In A Learning Pressure Cooker: Myanmar Style
From 24-25 January 2019, seven organizations making up the Myanmar CEA, came together to do some serious learning and strategizing. Hosted by the Embassy of the Kingdom of the Netherlands and facilitated by colleagues from the ICCO Netherlands office, the partners took two days to discuss the past year and to explore key opportunities for 2019.
What do you get when you put the Myanmar Civic Engagement Alliance members in a room together for two full days? Awkward silences? Hardly. Nervous glances toward the door? Not really. In-depth discussions and interactive exercises? Sure. Reflective analysis, strategic thinking, a bit of fun? Definitely!
From 24-25 January 2019, 7 organizations making up the Myanmar CEA came together to do some serious learning and strategizing. Graciously hosted by the Embassy of the Kingdom of the Netherlands and facilitated by colleagues from the ICCO Netherlands office, the partners took two days to discuss the past year and to explore key opportunities for 2019.

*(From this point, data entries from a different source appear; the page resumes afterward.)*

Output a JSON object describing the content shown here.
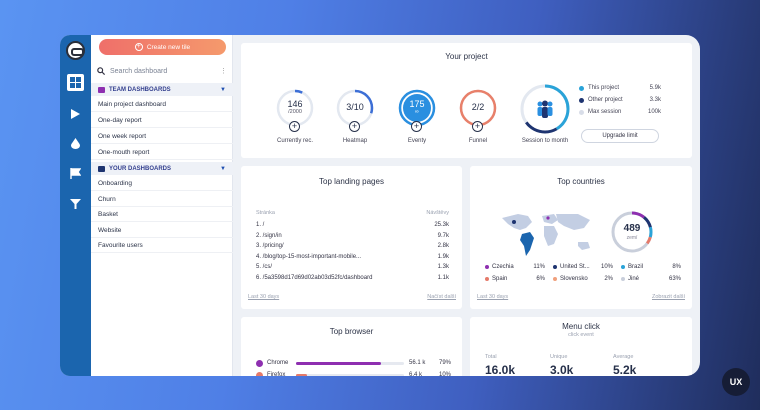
{
  "sidebar": {
    "create_label": "Create new tile",
    "search_placeholder": "Search dashboard",
    "team_heading": "TEAM DASHBOARDS",
    "team_items": [
      "Main project dashboard",
      "One-day report",
      "One week report",
      "One-mouth report"
    ],
    "your_heading": "YOUR DASHBOARDS",
    "your_items": [
      "Onboarding",
      "Churn",
      "Basket",
      "Website",
      "Favourite users"
    ]
  },
  "project": {
    "title": "Your project",
    "gauges": [
      {
        "value": "146",
        "sub": "/2000",
        "label": "Currently rec.",
        "fraction": 0.07,
        "color": "#3d6fd6"
      },
      {
        "value": "3/10",
        "sub": "",
        "label": "Heatmap",
        "fraction": 0.3,
        "color": "#3d6fd6"
      },
      {
        "value": "175",
        "sub": "∞",
        "label": "Eventy",
        "fraction": 1,
        "color": "#2a8fe0"
      },
      {
        "value": "2/2",
        "sub": "",
        "label": "Funnel",
        "fraction": 1,
        "color": "#e8806a"
      }
    ],
    "session_label": "Session to month",
    "legend": [
      {
        "label": "This project",
        "value": "5.9k",
        "color": "#2aa3d8"
      },
      {
        "label": "Other project",
        "value": "3.3k",
        "color": "#1e3470"
      },
      {
        "label": "Max session",
        "value": "100k",
        "color": "#d8dde8"
      }
    ],
    "upgrade_label": "Upgrade limit"
  },
  "landing": {
    "title": "Top landing pages",
    "col_page": "Stránka",
    "col_visits": "Návštěvy",
    "rows": [
      {
        "page": "1. /",
        "visits": "25.3k"
      },
      {
        "page": "2. /sign/in",
        "visits": "9.7k"
      },
      {
        "page": "3. /pricing/",
        "visits": "2.8k"
      },
      {
        "page": "4. /blog/top-15-most-important-mobile...",
        "visits": "1.9k"
      },
      {
        "page": "5. /cs/",
        "visits": "1.3k"
      },
      {
        "page": "6. /5a3598d17d69d02ab03d52fc/dashboard",
        "visits": "1.1k"
      }
    ],
    "footer_left": "Last 30 days",
    "footer_right": "Načíst další"
  },
  "countries": {
    "title": "Top countries",
    "total": "489",
    "total_label": "zemí",
    "items": [
      {
        "name": "Czechia",
        "pct": "11%",
        "color": "#8e2fb0"
      },
      {
        "name": "United St...",
        "pct": "10%",
        "color": "#1e3470"
      },
      {
        "name": "Brazil",
        "pct": "8%",
        "color": "#2aa3d8"
      },
      {
        "name": "Spain",
        "pct": "6%",
        "color": "#e57a6a"
      },
      {
        "name": "Slovensko",
        "pct": "2%",
        "color": "#f0a07c"
      },
      {
        "name": "Jiné",
        "pct": "63%",
        "color": "#c9cfdb"
      }
    ],
    "footer_left": "Last 30 days",
    "footer_right": "Zobrazit další"
  },
  "browser": {
    "title": "Top browser",
    "rows": [
      {
        "name": "Chrome",
        "count": "56.1 k",
        "pct": "79%",
        "fraction": 0.79,
        "color": "#8e2fb0"
      },
      {
        "name": "Firefox",
        "count": "6.4 k",
        "pct": "10%",
        "fraction": 0.1,
        "color": "#e57a6a"
      }
    ]
  },
  "menu": {
    "title": "Menu click",
    "subtitle": "click event",
    "stats": [
      {
        "label": "Total",
        "value": "16.0k"
      },
      {
        "label": "Unique",
        "value": "3.0k"
      },
      {
        "label": "Average",
        "value": "5.2k"
      }
    ]
  },
  "badge": "UX"
}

During the workshop, it quickly became clear that a lot has happened when it comes to engaging in lobby and advocacy for more inclusive and sustainable agricultural value chains and responsible (agri)business practices. We found out that our way of approaching this complex topic makes sense, but that we also need to incorporate new strategies and adapt to key challenges in context to reach more impact and more focus.
Here are some snippets of happenings that our partners made happen last year:
- The first ever Good Agricultural Practices (GAP) group certification for mungbean farmers was granted by the Myanmar Department of Agriculture in Magway Region. Acknowledgement of the efforts of these farmers to improve quality and quantity of mungbeans will be a first, essential step to fully participate in the global marketplace.
- Key recommendations provided by rice and pulses farmers in Bago and Delta Region were collected and translated into a 6-point agenda for the Myanmar national government. One key advocacy point regarding a minimum price and a standard measurement for paddy rice was accepted by State Counsellor Daw Aung San Suu Kyi. This was realized in alignment with initiatives from all over the country, including the Myanmar Rice Federation, Union of Myanmar Federation of Chambers of Commerce and Industry (UMFCCI), and Union-level key stakeholders.
- A national Pulses sector multi-stakeholder consultation workshop was held in Yangon, involving all the major players in the Myanmar pulses sector: this event highlighted the need for more frequent and strategic market information flows to deal with current and future Indian import restrictions.
- Relationships between farmer associations and key business partners were strengthened: this included facilitation of successful collective input-purchasing of fertilizers in Bago Region, and one new collective marketing contract for mungbean farmer associations in Yangon Region.
All in all: many success stories are coming up; however, more work needs to be done. In 2019, CEA will continue to adjust the way we work (with our Theory of Change), carefully monitor what we do and what we achieve, and strengthen the way we collaborate. The latter will be especially important, and it can be done by building on our programme achievements, stakeholder relations and on the complementary skills each of us brings. This will help to realize lasting institutional change: to realize the government's Agricultural Development Strategy, while highlighting the importance of inclusion, strengthened agricultural laws and policies, and more responsible practices of agricultural stakeholders.
For now, we remain committed to constructive dialogue furthering strong engagement of smallholder farmers, including women, youth and people with disabilities!